The operations manager knew there was a problem. He had been asking his managers to work on improving the poor key metric for some time, and he had adjusted his staff. When the operations manager approached a partner for help, part of the solution on the table was to reduce the target metric to 70% on-time delivery, so that the team had to only make a 25% jump.
Solutions
At the plant, we worked with the client to decide who needs to participate in the problem-solving. Who gets pulled from their day-to-day work is a critical decision. When the people who do the work are not included in problem-solving, managers are keen to put countermeasures in place yet usually miss the root cause. Moreover, a misdirected focus on solving the wrong problem or blaming a person weakens the system—and begins the process of entropy.
Once we had identified the right people to have in the room, we facilitated a two-day, modularized, interactive group session with managers and employees. The session revealed that:
The inside sales person had no way to determine current status of an order and would often not be able to get accurate answers to critical questions.
The person creating the parts had no access to put parts in the computer. Instead, the parts were put on a shelf or in the system and not cataloged.
Armed with the missing knowledge, the group developed and implemented a coherent and clarified improvement process.
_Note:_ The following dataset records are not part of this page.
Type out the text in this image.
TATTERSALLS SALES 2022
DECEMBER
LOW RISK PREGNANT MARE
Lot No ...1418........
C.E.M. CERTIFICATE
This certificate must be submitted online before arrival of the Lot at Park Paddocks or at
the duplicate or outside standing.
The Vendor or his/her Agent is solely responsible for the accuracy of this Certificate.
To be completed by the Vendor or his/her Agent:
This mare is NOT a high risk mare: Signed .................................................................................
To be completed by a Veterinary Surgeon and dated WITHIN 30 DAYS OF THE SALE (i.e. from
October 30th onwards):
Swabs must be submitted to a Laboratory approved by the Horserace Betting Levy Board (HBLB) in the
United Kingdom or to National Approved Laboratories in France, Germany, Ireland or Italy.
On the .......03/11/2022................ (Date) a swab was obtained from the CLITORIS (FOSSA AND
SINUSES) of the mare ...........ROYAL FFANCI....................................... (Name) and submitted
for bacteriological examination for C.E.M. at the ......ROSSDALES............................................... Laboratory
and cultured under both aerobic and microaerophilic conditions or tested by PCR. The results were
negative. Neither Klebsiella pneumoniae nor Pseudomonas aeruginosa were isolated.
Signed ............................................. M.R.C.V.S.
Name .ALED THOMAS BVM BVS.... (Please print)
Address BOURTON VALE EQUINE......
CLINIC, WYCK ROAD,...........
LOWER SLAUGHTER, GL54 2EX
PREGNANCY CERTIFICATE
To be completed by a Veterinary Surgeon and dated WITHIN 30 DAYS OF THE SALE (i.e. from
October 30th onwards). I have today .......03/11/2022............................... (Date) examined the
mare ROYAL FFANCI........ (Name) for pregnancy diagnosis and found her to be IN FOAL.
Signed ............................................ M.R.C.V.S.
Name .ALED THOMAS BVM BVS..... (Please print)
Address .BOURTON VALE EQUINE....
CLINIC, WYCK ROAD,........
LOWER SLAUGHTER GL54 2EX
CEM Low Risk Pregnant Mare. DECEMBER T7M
The group walked through the process real-time, so that everyone in the room walked away with a clarified understanding of inputs, outputs, and issues at each phase. At the end of the session, we identified actions to create a plan that would be owned by managers and employees alike. The group left with a sense of confidence, clarity, and motivation.
Results
The root issues were clear, and employees developed simple solutions that included real-time uploading; better warehouse locators; clear, single points of accountability; and service standards for inquiries. Within two months, the plant increased their on-time delivery to 95%, and within several months, they had captured more than seven million dollars in sales.